Mansbridge asked, “Does it not seem odd that we’re moving oil out of Western Canada to either U.S. or new markets to Asia when a good chunk of Canada itself doesn’t have domestic oil?”

Canada is the only International Energy Agency country that takes a pure corporate market stance.

The other 26 members treat oil as a security issue.

“Security trumps trade” — Hillary Clinton’s catchphrase after 9/11 — captures the oil issue well. It means government actions take precedence over markets to ensure that oil, the lifeblood of modern societies, flows uninterrupted.

Despite its oil abundance, Canada is the most insecure International Energy Agency member.

In place of Harper’s “laissez-faire, don’t-care” ideology, Canada would do well to copy the U.S. “energy security and energy independence” plan. Put Canadians first.

The International Energy Agency was set up in the 1970s to counteract the threat of the OPEC oil cartel to the industrial countries.

The Paris-based agency requires that all its members have strategic petroleum reserves to deal with international oil-supply crises.

It exempts net oil exporters on the assumption that its few members who are net oil exporters will supply their own people first, before exporting. Norway does this.

Canada does not.

Harper is abdicating his responsibility as prime minister and talks as if he is the CEO of an oil transnational. He says Iran scares him, but refuses to bring in a plan to protect Eastern Canadians when he states: “Let the market do it.”

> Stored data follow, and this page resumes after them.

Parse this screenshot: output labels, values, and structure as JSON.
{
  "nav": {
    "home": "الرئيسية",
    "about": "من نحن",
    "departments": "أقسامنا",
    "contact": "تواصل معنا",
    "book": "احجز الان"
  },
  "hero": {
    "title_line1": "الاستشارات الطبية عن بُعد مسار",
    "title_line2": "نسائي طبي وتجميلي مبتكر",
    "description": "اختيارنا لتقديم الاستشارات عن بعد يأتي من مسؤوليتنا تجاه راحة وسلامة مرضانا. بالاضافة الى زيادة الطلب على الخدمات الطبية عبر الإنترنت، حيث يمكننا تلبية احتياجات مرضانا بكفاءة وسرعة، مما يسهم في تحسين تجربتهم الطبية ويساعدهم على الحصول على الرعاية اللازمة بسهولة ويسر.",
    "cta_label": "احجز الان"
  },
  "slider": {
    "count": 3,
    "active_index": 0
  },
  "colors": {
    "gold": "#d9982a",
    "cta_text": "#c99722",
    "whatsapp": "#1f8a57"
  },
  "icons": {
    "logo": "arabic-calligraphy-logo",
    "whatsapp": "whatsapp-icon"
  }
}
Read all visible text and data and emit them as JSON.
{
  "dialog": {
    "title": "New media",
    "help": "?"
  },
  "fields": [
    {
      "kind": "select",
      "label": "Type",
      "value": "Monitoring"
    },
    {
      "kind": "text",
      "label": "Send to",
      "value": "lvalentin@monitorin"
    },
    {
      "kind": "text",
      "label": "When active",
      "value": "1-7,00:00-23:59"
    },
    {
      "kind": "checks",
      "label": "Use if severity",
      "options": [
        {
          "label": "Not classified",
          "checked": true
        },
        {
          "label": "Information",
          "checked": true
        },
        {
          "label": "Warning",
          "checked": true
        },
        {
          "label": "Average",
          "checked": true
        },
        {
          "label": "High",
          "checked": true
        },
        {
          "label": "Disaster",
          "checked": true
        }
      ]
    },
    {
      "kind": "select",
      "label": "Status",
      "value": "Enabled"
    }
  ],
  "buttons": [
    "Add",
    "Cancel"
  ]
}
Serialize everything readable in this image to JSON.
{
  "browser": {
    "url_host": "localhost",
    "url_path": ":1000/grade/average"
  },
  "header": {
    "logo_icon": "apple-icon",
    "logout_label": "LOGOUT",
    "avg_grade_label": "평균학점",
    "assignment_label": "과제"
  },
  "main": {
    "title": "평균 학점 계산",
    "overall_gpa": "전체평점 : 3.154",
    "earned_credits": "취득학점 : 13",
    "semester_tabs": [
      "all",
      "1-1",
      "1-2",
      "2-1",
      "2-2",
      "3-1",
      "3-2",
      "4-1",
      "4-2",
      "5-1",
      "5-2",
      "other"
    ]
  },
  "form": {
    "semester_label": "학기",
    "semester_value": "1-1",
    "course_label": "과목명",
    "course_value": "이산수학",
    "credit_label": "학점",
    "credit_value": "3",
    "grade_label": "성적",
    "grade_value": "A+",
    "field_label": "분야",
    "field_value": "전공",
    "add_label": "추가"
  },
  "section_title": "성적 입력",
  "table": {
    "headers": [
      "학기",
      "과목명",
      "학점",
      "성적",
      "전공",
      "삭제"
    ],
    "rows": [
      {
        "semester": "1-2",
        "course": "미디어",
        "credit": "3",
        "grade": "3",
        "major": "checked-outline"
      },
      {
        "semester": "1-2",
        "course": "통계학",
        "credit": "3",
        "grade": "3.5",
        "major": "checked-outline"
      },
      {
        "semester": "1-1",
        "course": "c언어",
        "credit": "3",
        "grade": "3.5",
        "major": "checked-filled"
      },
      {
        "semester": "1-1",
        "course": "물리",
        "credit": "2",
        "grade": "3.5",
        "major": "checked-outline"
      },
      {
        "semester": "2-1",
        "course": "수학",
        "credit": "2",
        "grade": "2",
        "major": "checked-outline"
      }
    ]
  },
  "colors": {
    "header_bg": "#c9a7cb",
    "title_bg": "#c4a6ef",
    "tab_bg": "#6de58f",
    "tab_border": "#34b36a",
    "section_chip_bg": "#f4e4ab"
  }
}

Harper’s shirking of responsibility recklessly plays with Canadians’ economic and even physical security. Ambulances, hospitals and fire trucks don’t work without oil. Nor do the furnaces of people who heat their homes with oil, as half of Atlantic Canadians do.

CEOs of oil corporations must by law deliver profits to their shareholders. They are not charged with providing for people during international oil shortages.

That’s the responsibility of prime ministers.

When will Stephen Harper stop thinking as an oil CEO and start acting like he is prime minister of Canada?